To further validate the IGFD-CNN model, we compared other fusion methods, such as median voting fusion [29
] (MVF), proportional conflict allocation rule 5 [30
] (PCR5), and traditional evidence theory (DSCNN). Similarly, to reduce the error, we ran each model 10 times, and the average of 10 experimental results was taken as the final result of data fusion, as shown in Figure 20
shows that single and multiple sources produce different diagnostic results. The accuracy of fault identification is as low as 92% and as high as 98%, with large error and wide fluctuation range because of the influence of single sensor accuracy, installation position, environment and other factors, which cannot accurately and comprehensively reflect the health state of gear. The combination of multiple signal sources at multiple levels is necessary to obtain the interpretation and description of the consistency of the tested object. Comparing the results of four fusion methods, we find that the IGFD-CNN model has the highest average fault recognition rate (97.7%). The PCR5 fusion rule has the second highest (97%), and DSCNN, which is the traditional evidence theory fusion method, is the third (96.1%). The MVF fusion method is the lowest (95.6%).

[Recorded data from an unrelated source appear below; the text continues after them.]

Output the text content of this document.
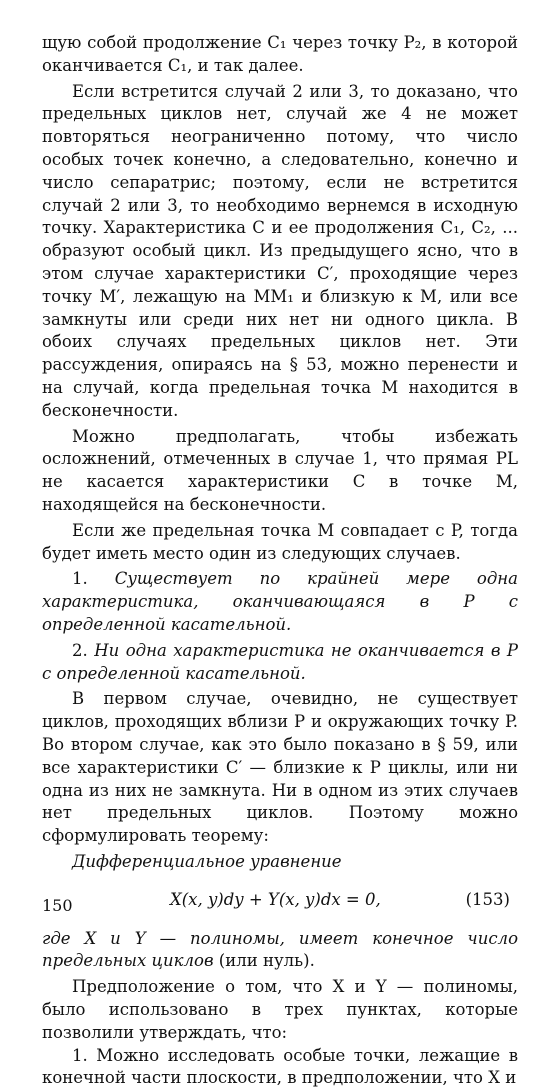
щую собой продолжение C₁ через точку P₂, в которой оканчивается C₁, и так далее.

Если встретится случай 2 или 3, то доказано, что предельных циклов нет, случай же 4 не может повторяться неограниченно потому, что число особых точек конечно, а следовательно, конечно и число сепаратрис; поэтому, если не встретится случай 2 или 3, то необходимо вернемся в исходную точку. Характеристика C и ее продолжения C₁, C₂, ... образуют особый цикл. Из предыдущего ясно, что в этом случае характеристики C′, проходящие через точку M′, лежащую на MM₁ и близкую к M, или все замкнуты или среди них нет ни одного цикла. В обоих случаях предельных циклов нет. Эти рассуждения, опираясь на § 53, можно перенести и на случай, когда предельная точка M находится в бесконечности.

Можно предполагать, чтобы избежать осложнений, отмеченных в случае 1, что прямая PL не касается характеристики C в точке M, находящейся на бесконечности.

Если же предельная точка M совпадает с P, тогда будет иметь место один из следующих случаев.

1. Существует по крайней мере одна характеристика, оканчивающаяся в P с определенной касательной.

2. Ни одна характеристика не оканчивается в P с определенной касательной.

В первом случае, очевидно, не существует циклов, проходящих вблизи P и окружающих точку P. Во втором случае, как это было показано в § 59, или все характеристики C′ — близкие к P циклы, или ни одна из них не замкнута. Ни в одном из этих случаев нет предельных циклов. Поэтому можно сформулировать теорему:

Дифференциальное уравнение

X(x, y)dy + Y(x, y)dx = 0,	(153)

где X и Y — полиномы, имеет конечное число предельных циклов (или нуль).

Предположение о том, что X и Y — полиномы, было использовано в трех пунктах, которые позволили утверждать, что:

1. Можно исследовать особые точки, лежащие в конечной части плоскости, в предположении, что X и

150
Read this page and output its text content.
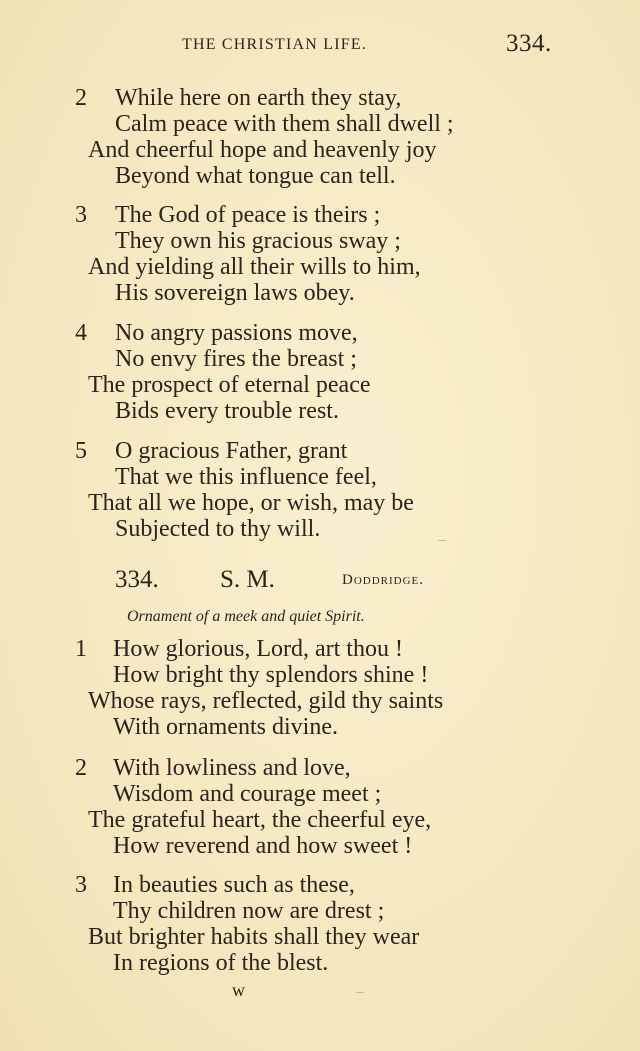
THE CHRISTIAN LIFE.	334.
2 While here on earth they stay,
Calm peace with them shall dwell ;
And cheerful hope and heavenly joy
Beyond what tongue can tell.
3 The God of peace is theirs ;
They own his gracious sway ;
And yielding all their wills to him,
His sovereign laws obey.
4 No angry passions move,
No envy fires the breast ;
The prospect of eternal peace
Bids every trouble rest.
5 O gracious Father, grant
That we this influence feel,
That all we hope, or wish, may be
Subjected to thy will.
334. S. M.	Doddridge.
Ornament of a meek and quiet Spirit.
1 How glorious, Lord, art thou !
How bright thy splendors shine !
Whose rays, reflected, gild thy saints
With ornaments divine.
2 With lowliness and love,
Wisdom and courage meet ;
The grateful heart, the cheerful eye,
How reverend and how sweet !
3 In beauties such as these,
Thy children now are drest ;
But brighter habits shall they wear
In regions of the blest.
w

The improved fusion algorithm in this study uses the weight of evidence and sensor to modify the BPA of evidence, and selects the fusion rules for the modified evidence according to the relationship between the threshold and conflict factors. The evidence with high confidence level increases continuously. The evidence with low confidence level decreases continuously, and the ideal diagnosis rate is obtained. The PCR5 fusion rule is mainly applicable to the case of complete conflict of evidence. The evidence in this section is not completely in conflict and cannot show its advantages. The BPA of evidence is allocated according to the original confidence level, which is relatively conservative. Thus, the PCR5 is the second highest diagnostic rate. The diagnosis rate of the traditional DS fusion method is higher than that of a single signal, which fully embodies the advantages of fusion. The principle of the median voting algorithm is “voting, majority passing”. This algorithm is a simple and fast method without complex operation, which can be completed in the shortest time, but the diagnostic rate is the lowest of the four methods.